Case ID: f2d_783/html/0467-01.html
Source: Caselaw Access Project
Author: {"author": "MOTZ, District Judge:", "license": "Public Domain", "url": "https://static.case.law/"}
Date Created: 2024-08-24T03:29:51.129683

John L. LANCIANESE; Carolyn S. Lancianese, Appellants, v. BANK OF MOUNT HOPE; Alan L. Susman, E.L. Mohler; John W. Straton, Appellees.
    No. 85-1315.
    United States Court of Appeals, Fourth Circuit.
    Argued Dec. 2, 1985.
    Decided Feb. 13, 1986.
    Rehearing and Rehearing En Banc Denied April 8,1986.
    
      Willard Sullivan, Charleston, W.V. (Carl M. Duttine, Dunbary, W.V., on brief), for appellants.
    Thomas B. Bennett (Bowles, McDavid, Graff & Love, Winfield T. Shaffer, Shawn P. George, Jackson, Kelly, Holt & O’Farrell, Charleston, W.V., on brief), for appellees.
    Before WIDENER and ERVIN, Circuit Judges, and MOTZ, United States District Judge for the District of Maryland, sitting by designation.
   MOTZ, District Judge:

John and Carolyn Lancianese brought this action against the Bank of Mount Hope, Alan L. Susman and E.L. Mohler (two of the Bank’s officers and directors) and John W. Straton (a mining engineer).

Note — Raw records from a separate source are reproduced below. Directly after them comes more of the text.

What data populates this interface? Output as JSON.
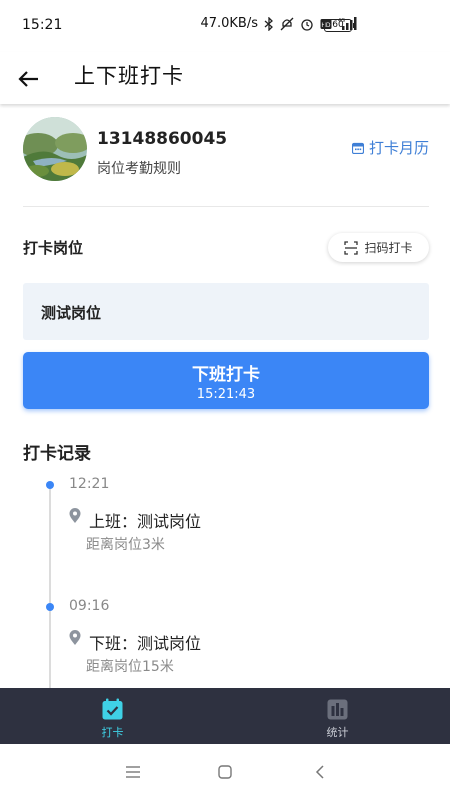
{
  "status_bar": {
    "time": "15:21",
    "network_speed": "47.0KB/s",
    "battery": "60"
  },
  "header": {
    "title": "上下班打卡"
  },
  "profile": {
    "phone": "13148860045",
    "rule_link": "岗位考勤规则",
    "calendar_link": "打卡月历"
  },
  "post_section": {
    "label": "打卡岗位",
    "scan_button": "扫码打卡",
    "selected_post": "测试岗位"
  },
  "punch_button": {
    "label": "下班打卡",
    "time": "15:21:43"
  },
  "records": {
    "title": "打卡记录",
    "items": [
      {
        "time": "12:21",
        "type": "上班：测试岗位",
        "distance": "距离岗位3米"
      },
      {
        "time": "09:16",
        "type": "下班：测试岗位",
        "distance": "距离岗位15米"
      }
    ]
  },
  "tabbar": {
    "tabs": [
      {
        "label": "打卡",
        "active": true
      },
      {
        "label": "统计",
        "active": false
      }
    ]
  },
  "colors": {
    "accent": "#3b86f6",
    "tab_active": "#3fd1e6",
    "tabbar_bg": "#2e3140",
    "link": "#3f7fd6"
  }
}
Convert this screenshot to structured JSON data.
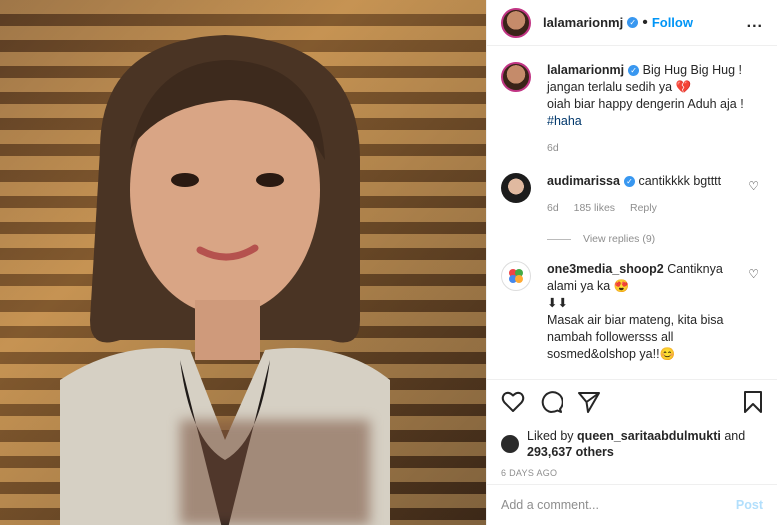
{
  "header": {
    "username": "lalamarionmj",
    "dot": "•",
    "follow_label": "Follow",
    "more": "..."
  },
  "caption": {
    "username": "lalamarionmj",
    "line1": "Big Hug Big Hug !",
    "line2": "jangan terlalu sedih ya 💔",
    "line3": "oiah biar happy dengerin Aduh aja !",
    "hashtag": "#haha",
    "time": "6d"
  },
  "comments": [
    {
      "username": "audimarissa",
      "text": "cantikkkk bgtttt",
      "time": "6d",
      "likes": "185 likes",
      "reply": "Reply",
      "view_replies": "View replies (9)"
    },
    {
      "username": "one3media_shoop2",
      "text": "Cantiknya alami ya ka 😍",
      "line2": "⬇⬇",
      "line3": "Masak air biar mateng, kita bisa nambah followersss all sosmed&olshop ya!!😊"
    }
  ],
  "likes": {
    "prefix": "Liked by",
    "user": "queen_saritaabdulmukti",
    "and": "and",
    "count": "293,637 others"
  },
  "date": "6 DAYS AGO",
  "add_comment": {
    "placeholder": "Add a comment...",
    "post_label": "Post"
  }
}
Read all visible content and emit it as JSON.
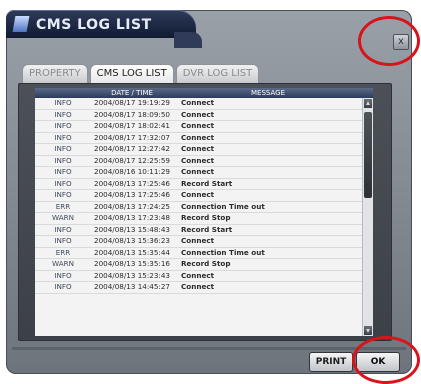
{
  "window": {
    "title": "CMS LOG LIST"
  },
  "tabs": [
    {
      "label": "PROPERTY"
    },
    {
      "label": "CMS LOG LIST"
    },
    {
      "label": "DVR LOG LIST"
    }
  ],
  "table": {
    "headers": {
      "type": "",
      "date_time": "DATE / TIME",
      "message": "MESSAGE"
    },
    "rows": [
      {
        "type": "INFO",
        "date": "2004/08/17 19:19:29",
        "message": "Connect"
      },
      {
        "type": "INFO",
        "date": "2004/08/17 18:09:50",
        "message": "Connect"
      },
      {
        "type": "INFO",
        "date": "2004/08/17 18:02:41",
        "message": "Connect"
      },
      {
        "type": "INFO",
        "date": "2004/08/17 17:32:07",
        "message": "Connect"
      },
      {
        "type": "INFO",
        "date": "2004/08/17 12:27:42",
        "message": "Connect"
      },
      {
        "type": "INFO",
        "date": "2004/08/17 12:25:59",
        "message": "Connect"
      },
      {
        "type": "INFO",
        "date": "2004/08/16 10:11:29",
        "message": "Connect"
      },
      {
        "type": "INFO",
        "date": "2004/08/13 17:25:46",
        "message": "Record Start"
      },
      {
        "type": "INFO",
        "date": "2004/08/13 17:25:46",
        "message": "Connect"
      },
      {
        "type": "ERR",
        "date": "2004/08/13 17:24:25",
        "message": "Connection Time out"
      },
      {
        "type": "WARN",
        "date": "2004/08/13 17:23:48",
        "message": "Record Stop"
      },
      {
        "type": "INFO",
        "date": "2004/08/13 15:48:43",
        "message": "Record Start"
      },
      {
        "type": "INFO",
        "date": "2004/08/13 15:36:23",
        "message": "Connect"
      },
      {
        "type": "ERR",
        "date": "2004/08/13 15:35:44",
        "message": "Connection Time out"
      },
      {
        "type": "WARN",
        "date": "2004/08/13 15:35:16",
        "message": "Record Stop"
      },
      {
        "type": "INFO",
        "date": "2004/08/13 15:23:43",
        "message": "Connect"
      },
      {
        "type": "INFO",
        "date": "2004/08/13 14:45:27",
        "message": "Connect"
      }
    ]
  },
  "buttons": {
    "print": "PRINT",
    "ok": "OK",
    "close": "x"
  },
  "icons": {
    "close": "close-icon",
    "title_logo": "window-logo-icon",
    "scroll_up": "scroll-up-icon",
    "scroll_down": "scroll-down-icon"
  },
  "colors": {
    "accent": "#2d3b5b",
    "annotation": "#d8141b"
  }
}
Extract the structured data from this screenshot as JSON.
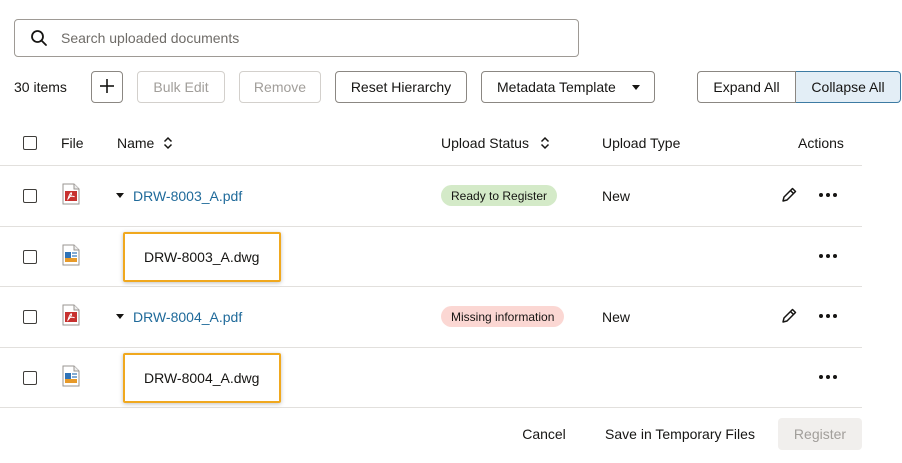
{
  "search": {
    "placeholder": "Search uploaded documents",
    "value": ""
  },
  "toolbar": {
    "count": "30 items",
    "add_label": "+",
    "bulk_edit_label": "Bulk Edit",
    "remove_label": "Remove",
    "reset_hierarchy_label": "Reset Hierarchy",
    "metadata_template_label": "Metadata Template",
    "expand_all_label": "Expand All",
    "collapse_all_label": "Collapse All"
  },
  "table": {
    "headers": {
      "file": "File",
      "name": "Name",
      "upload_status": "Upload Status",
      "upload_type": "Upload Type",
      "actions": "Actions"
    },
    "rows": [
      {
        "file_icon": "pdf-file-icon",
        "name": "DRW-8003_A.pdf",
        "status": "Ready to Register",
        "upload_type": "New"
      },
      {
        "file_icon": "dwg-file-icon",
        "name": "DRW-8003_A.dwg"
      },
      {
        "file_icon": "pdf-file-icon",
        "name": "DRW-8004_A.pdf",
        "status": "Missing information",
        "upload_type": "New"
      },
      {
        "file_icon": "dwg-file-icon",
        "name": "DRW-8004_A.dwg"
      }
    ]
  },
  "footer": {
    "cancel_label": "Cancel",
    "save_label": "Save in Temporary Files",
    "register_label": "Register"
  },
  "colors": {
    "link": "#1f6a9a",
    "ready_badge": "#d4eac8",
    "missing_badge": "#fbd7d3",
    "highlight": "#f0a81e",
    "selected_toggle": "#e3eef6"
  }
}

The Lancianeses alleged violations of the anti-tying provisions of the Bank Holding Company Act (12 U.S.C. Section 1972) and related state common law torts. The district court granted the defendants’ motion for summary judgment as to the Lancianeses’ federal claim on the ground of limitations and dismissed the pendent state claims. We affirm.

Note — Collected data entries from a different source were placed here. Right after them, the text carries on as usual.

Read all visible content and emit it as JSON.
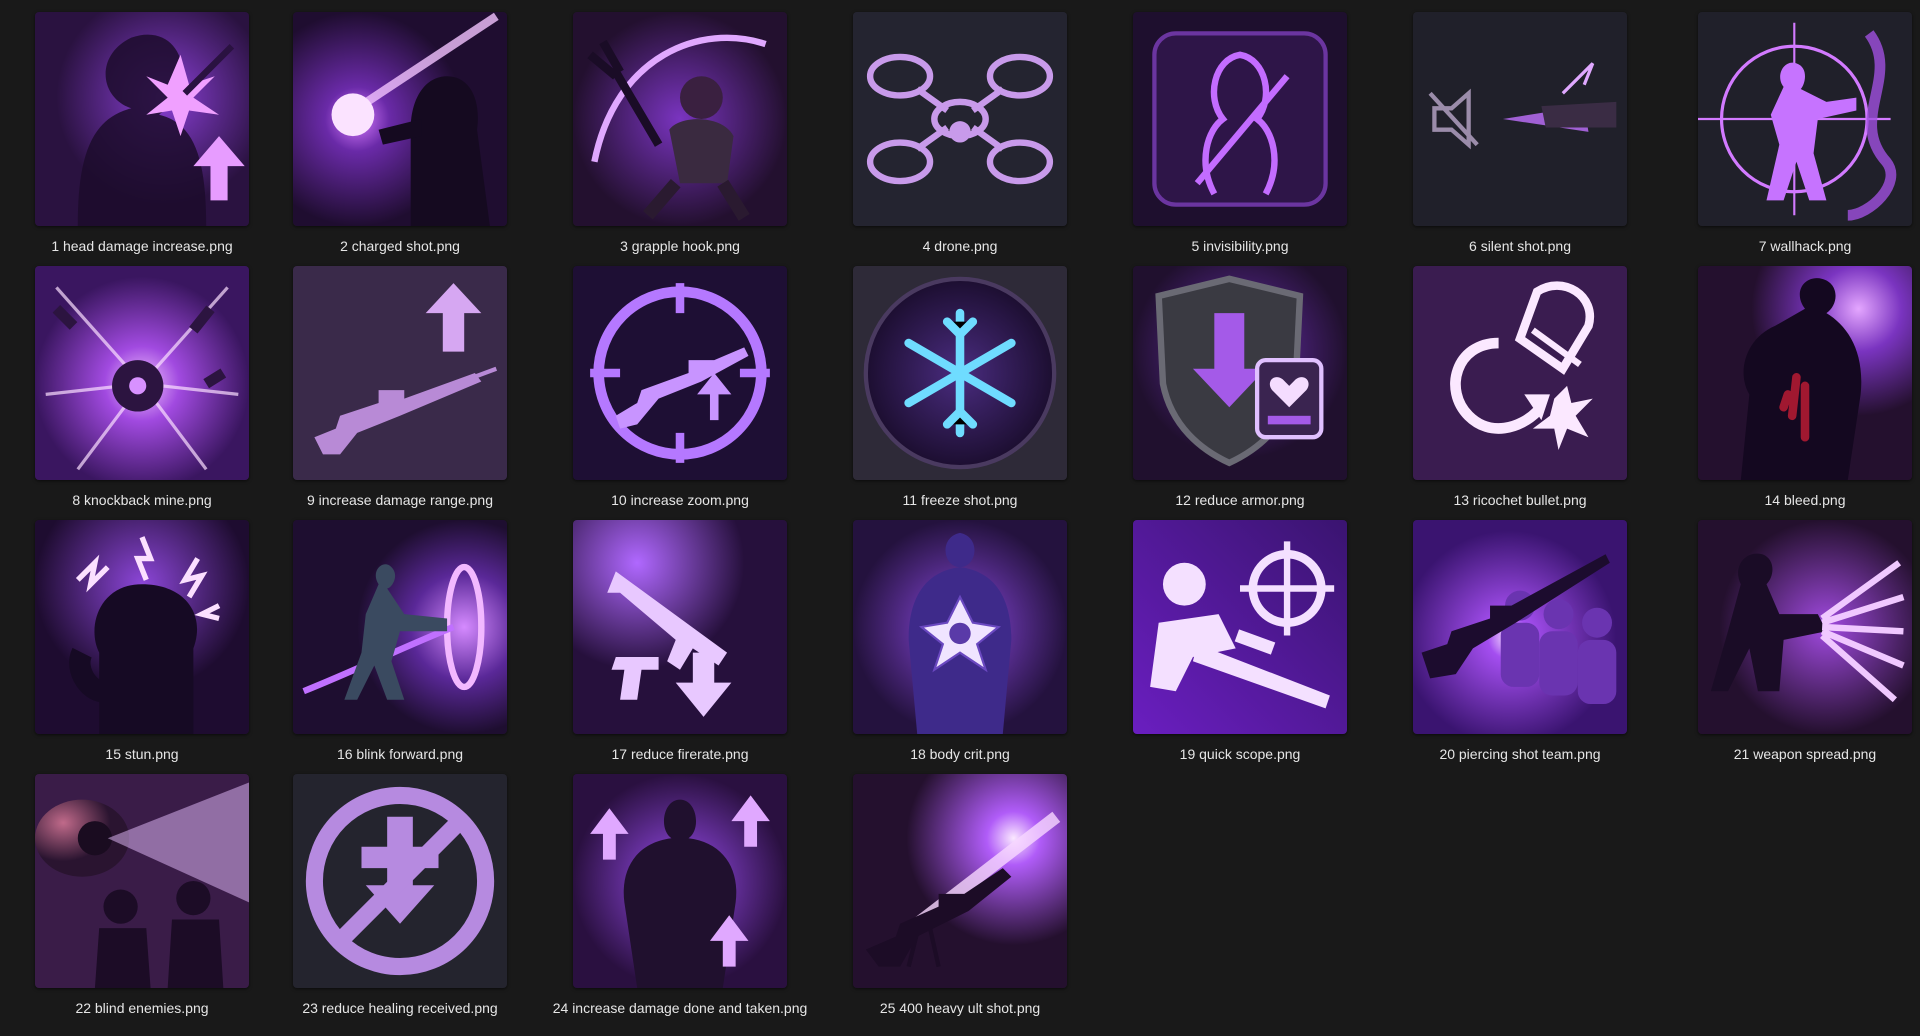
{
  "window": {
    "background": "#191919",
    "accent": "#a855f7"
  },
  "files": [
    {
      "name": "1 head damage increase.png",
      "icon": "head-damage-icon"
    },
    {
      "name": "2 charged shot.png",
      "icon": "charged-shot-icon"
    },
    {
      "name": "3 grapple hook.png",
      "icon": "grapple-hook-icon"
    },
    {
      "name": "4 drone.png",
      "icon": "drone-icon"
    },
    {
      "name": "5 invisibility.png",
      "icon": "invisibility-icon"
    },
    {
      "name": "6 silent shot.png",
      "icon": "silent-shot-icon"
    },
    {
      "name": "7 wallhack.png",
      "icon": "wallhack-icon"
    },
    {
      "name": "8 knockback mine.png",
      "icon": "knockback-mine-icon"
    },
    {
      "name": "9 increase damage range.png",
      "icon": "damage-range-icon"
    },
    {
      "name": "10 increase zoom.png",
      "icon": "zoom-icon"
    },
    {
      "name": "11 freeze shot.png",
      "icon": "freeze-shot-icon"
    },
    {
      "name": "12 reduce armor.png",
      "icon": "reduce-armor-icon"
    },
    {
      "name": "13 ricochet bullet.png",
      "icon": "ricochet-bullet-icon"
    },
    {
      "name": "14 bleed.png",
      "icon": "bleed-icon"
    },
    {
      "name": "15 stun.png",
      "icon": "stun-icon"
    },
    {
      "name": "16 blink forward.png",
      "icon": "blink-forward-icon"
    },
    {
      "name": "17 reduce firerate.png",
      "icon": "reduce-firerate-icon"
    },
    {
      "name": "18 body crit.png",
      "icon": "body-crit-icon"
    },
    {
      "name": "19 quick scope.png",
      "icon": "quick-scope-icon"
    },
    {
      "name": "20 piercing shot team.png",
      "icon": "piercing-shot-icon"
    },
    {
      "name": "21 weapon spread.png",
      "icon": "weapon-spread-icon"
    },
    {
      "name": "22 blind enemies.png",
      "icon": "blind-enemies-icon"
    },
    {
      "name": "23 reduce healing received.png",
      "icon": "reduce-healing-icon"
    },
    {
      "name": "24 increase damage done and taken.png",
      "icon": "damage-done-taken-icon"
    },
    {
      "name": "25 400 heavy ult shot.png",
      "icon": "heavy-ult-shot-icon"
    }
  ]
}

The purpose of Section 1972 is “to prohibit anti-competitive [banking] practices which require bank customers to accept or provide some other service or product or refrain from dealing with other parties in order to obtain the bank product or service that they desire.” S.Rep. No. 1084, 91st Cong. 2d Sess., reprinted in 1970 U.S. Code Cong. & Ad.News 5519, 5535. See Flintridge Station Assoc, v. American Fletcher Mortgage Co., 761 F.2d 434, 437 (7th Cir.1985); Parsons Steel, Inc. v. First Alabama Bank, 679 F.2d 242, 245 (11th Cir.1982). It provides as follows:

(1) A bank shall not in any manner extend credit, lease or sell property of any kind, or furnish any service, or fix or vary the consideration for any of the foregoing, on the condition or requirement—
(A) that the customer shall obtain some additional credit, property, or service from such bank other than a loan, discount, deposit, or trust service;
(B) that the customer shall obtain some additional credit, property, or service from a bank holding company of such bank, or from any other subsidiary of such bank holding company;
(C) that the customer provide some additional credit, property, or service to such bank, other than those related to and usually provided in connection with a loan, discount, deposit, or trust service;
(D) that the customer provide some additional credit, property, or service to a bank holding company of such bank, or to any other subsidiary of such bank holding company; or
(E) that the customer shall not obtain some other credit, property, or service from a competitor of such bank, a bank holding company of such bank, or any subsidiary of such bank holding company, other than a condition or requirement that such bank shall reasonably impose a credit transaction to assure the soundness of the credit.
The Board may by regulation or order permit such exceptions to the foregoing prohibition as it considers will not be contrary to the purpose of this chapter.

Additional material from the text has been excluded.